Pâques ne se contente pas de traverser le calendrier avec ses œufs en chocolat et ses cloches volantes. Derrière les jours fériés, c’est une histoire qui a modelé la culture occidentale, un récit où la mémoire religieuse se mêle à la grande Histoire, et où la question du « quand » devient presque aussi épineuse que celle du « pourquoi ».
Jésus et les disciples
Pour saisir la portée de Pâques, il faut revenir à la source. Jésus de Nazareth, figure centrale du christianisme, n’a pas mené une vie de conquérant. Il a tenté de réformer les pratiques de son époque, n’a connu qu’un écho limité auprès des foules, et s’est entouré d’un cercle restreint de disciples. L’histoire retient que sa propre famille s’est détournée de lui, et que son sort a été scellé à Jérusalem, condamné à mort par les Romains sous la pression des autorités religieuses. La crucifixion, châtiment infâme, met un point final à son parcours humain. À ce moment précis, tout semble perdu, le mouvement lancé par Jésus paraît n’être qu’un échec cuisant.
Et pourtant, il y a ce retournement improbable : sur les cendres d’une défaite naît l’un des courants spirituels les plus influents de l’histoire. Comment expliquer un tel basculement ? Pur hasard, alignement favorable du contexte historique, ou bien Jésus portait-il quelque chose que les récits officiels ne suffisent pas à épuiser ?
Les disciples, loin de s’effacer après la mort de leur maître, prennent la parole, s’affirment, sortent de l’ombre. Ils portent le message dans les rues, franchissent les frontières, et finissent par toucher l’ensemble de l’Empire romain. Leur expansion se fait sans violence, sinon celle qu’ils subissent eux-mêmes. Quand on les interroge sur leur motivation, leur réponse est sans détour : « Celui qui était mort, nous l’avons revu vivant. »
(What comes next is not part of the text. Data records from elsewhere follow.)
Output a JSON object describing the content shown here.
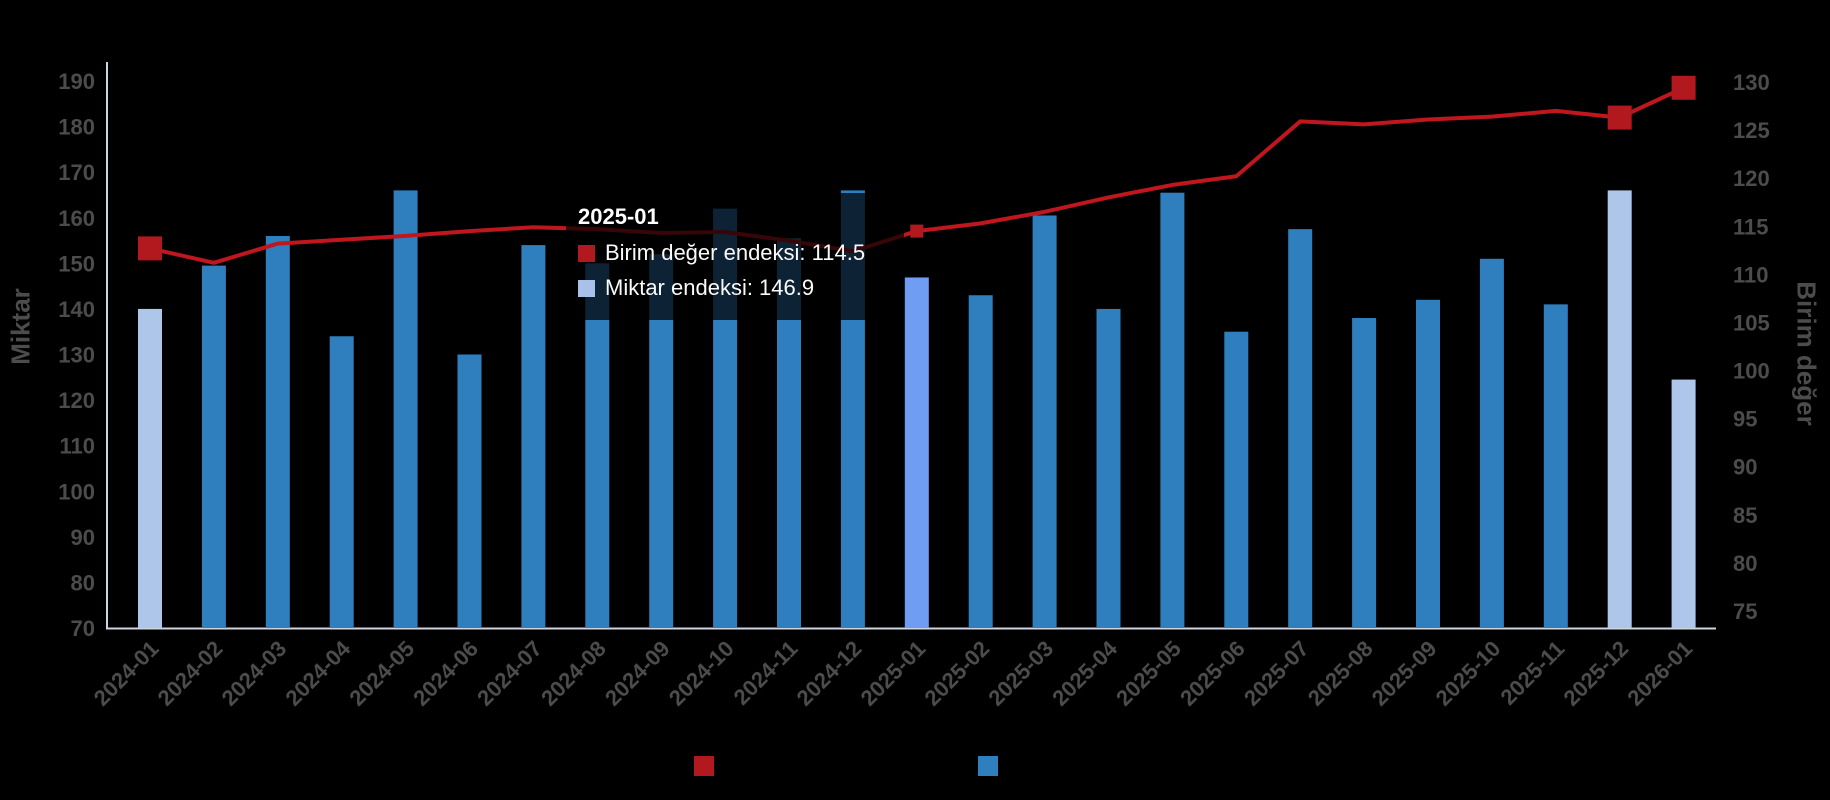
{
  "chart_data": {
    "type": "combo-bar-line",
    "title": "",
    "background": "#000000",
    "categories": [
      "2024-01",
      "2024-02",
      "2024-03",
      "2024-04",
      "2024-05",
      "2024-06",
      "2024-07",
      "2024-08",
      "2024-09",
      "2024-10",
      "2024-11",
      "2024-12",
      "2025-01",
      "2025-02",
      "2025-03",
      "2025-04",
      "2025-05",
      "2025-06",
      "2025-07",
      "2025-08",
      "2025-09",
      "2025-10",
      "2025-11",
      "2025-12",
      "2026-01"
    ],
    "series": [
      {
        "name": "Miktar endeksi",
        "type": "bar",
        "axis": "left",
        "color": "#2f7fbf",
        "light_color": "#aec6ea",
        "active_color": "#6e9df3",
        "light_categories": [
          "2024-01",
          "2025-12",
          "2026-01"
        ],
        "active_category": "2025-01",
        "values": [
          140,
          149.5,
          156,
          134,
          166,
          130,
          154,
          150,
          152,
          162,
          155.5,
          166,
          146.9,
          143,
          160.5,
          140,
          165.5,
          135,
          157.5,
          138,
          142,
          151,
          141,
          166,
          124.5
        ]
      },
      {
        "name": "Birim değer endeksi",
        "type": "line",
        "axis": "right",
        "color": "#c0161d",
        "marker_color": "#b2191f",
        "marker_categories_large": [
          "2024-01",
          "2025-12",
          "2026-01"
        ],
        "marker_category_small": "2025-01",
        "values": [
          112.7,
          111.2,
          113.2,
          113.6,
          114.0,
          114.5,
          114.9,
          114.7,
          114.3,
          114.4,
          113.5,
          112.4,
          114.5,
          115.3,
          116.5,
          118.0,
          119.3,
          120.2,
          125.9,
          125.6,
          126.1,
          126.4,
          127.0,
          126.3,
          129.4
        ]
      }
    ],
    "left_axis": {
      "title": "Miktar",
      "min": 70,
      "max": 190,
      "step": 10,
      "ticks": [
        190,
        180,
        170,
        160,
        150,
        140,
        130,
        120,
        110,
        100,
        90,
        80,
        70
      ]
    },
    "right_axis": {
      "title": "Birim değer",
      "min": 75,
      "max": 130,
      "step": 5,
      "ticks": [
        130,
        125,
        120,
        115,
        110,
        105,
        100,
        95,
        90,
        85,
        80,
        75
      ]
    },
    "x_axis": {
      "labels": [
        "2024-01",
        "2024-02",
        "2024-03",
        "2024-04",
        "2024-05",
        "2024-06",
        "2024-07",
        "2024-08",
        "2024-09",
        "2024-10",
        "2024-11",
        "2024-12",
        "2025-01",
        "2025-02",
        "2025-03",
        "2025-04",
        "2025-05",
        "2025-06",
        "2025-07",
        "2025-08",
        "2025-09",
        "2025-10",
        "2025-11",
        "2025-12",
        "2026-01"
      ]
    },
    "legend_position": "bottom",
    "legend": [
      {
        "label": "Birim değer endeksi",
        "swatch_color": "#b2191f",
        "label_visible": false
      },
      {
        "label": "Miktar endeksi",
        "swatch_color": "#2f7fbf",
        "label_visible": false
      }
    ],
    "tooltip": {
      "title": "2025-01",
      "rows": [
        {
          "swatch_color": "#b2191f",
          "text": "Birim değer endeksi: 114.5"
        },
        {
          "swatch_color": "#a9c0ea",
          "text": "Miktar endeksi: 146.9"
        }
      ]
    },
    "axis_text_color": "#4c4c4c",
    "axis_line_color": "#ccd5e0"
  }
}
Sans un événement aussi bouleversant pour briser la résignation, il n’y aurait sans doute jamais eu de christianisme. Cet événement, la résurrection, s’impose comme la victoire de la vie sur la mort, un bouleversement qui ne relève plus seulement de la foi, mais qui laisse une empreinte dans l’histoire collective.
Le calendrier n’est pas secondaire dans ce récit. Jésus meurt autour de la Pâque juive, célébrée le quinzième jour du mois de Nisan, soit, pour le situer, à la première pleine lune suivant l’équinoxe de printemps. Le christianisme occidental, pour sa part, fait du dimanche le jour clé, celui de la résurrection, un repère qui structure la semaine et la pratique religieuse.
Au fil des siècles, la façon de célébrer Pâques a évolué. Au Moyen Âge, le dimanche de la Résurrection ouvrait sur une « octave », une semaine entière de fêtes, propice aux pèlerinages et aux rassemblements. Mais cet usage n’a pas résisté aux réformes imposées par Napoléon : l’octave disparaît, ne reste que le lundi de Pâques, devenu jour férié et moment de pause dans l’agenda laïc.
La date de Pâques, loin d’être un simple repère liturgique, reflète ainsi la tension permanente entre traditions religieuses, évolution des rites et choix politiques. Que l’on célèbre le dimanche ou le lundi, c’est tout un pan de notre héritage collectif qui s’invite à table, entre spiritualité, histoire et société.
Alors, dimanche ou lundi ? Derrière la question du calendrier, c’est finalement le souvenir d’un bouleversement qui se rejoue, année après année, l’écho d’un événement qui a su traverser les siècles sans jamais vraiment cesser d’interroger.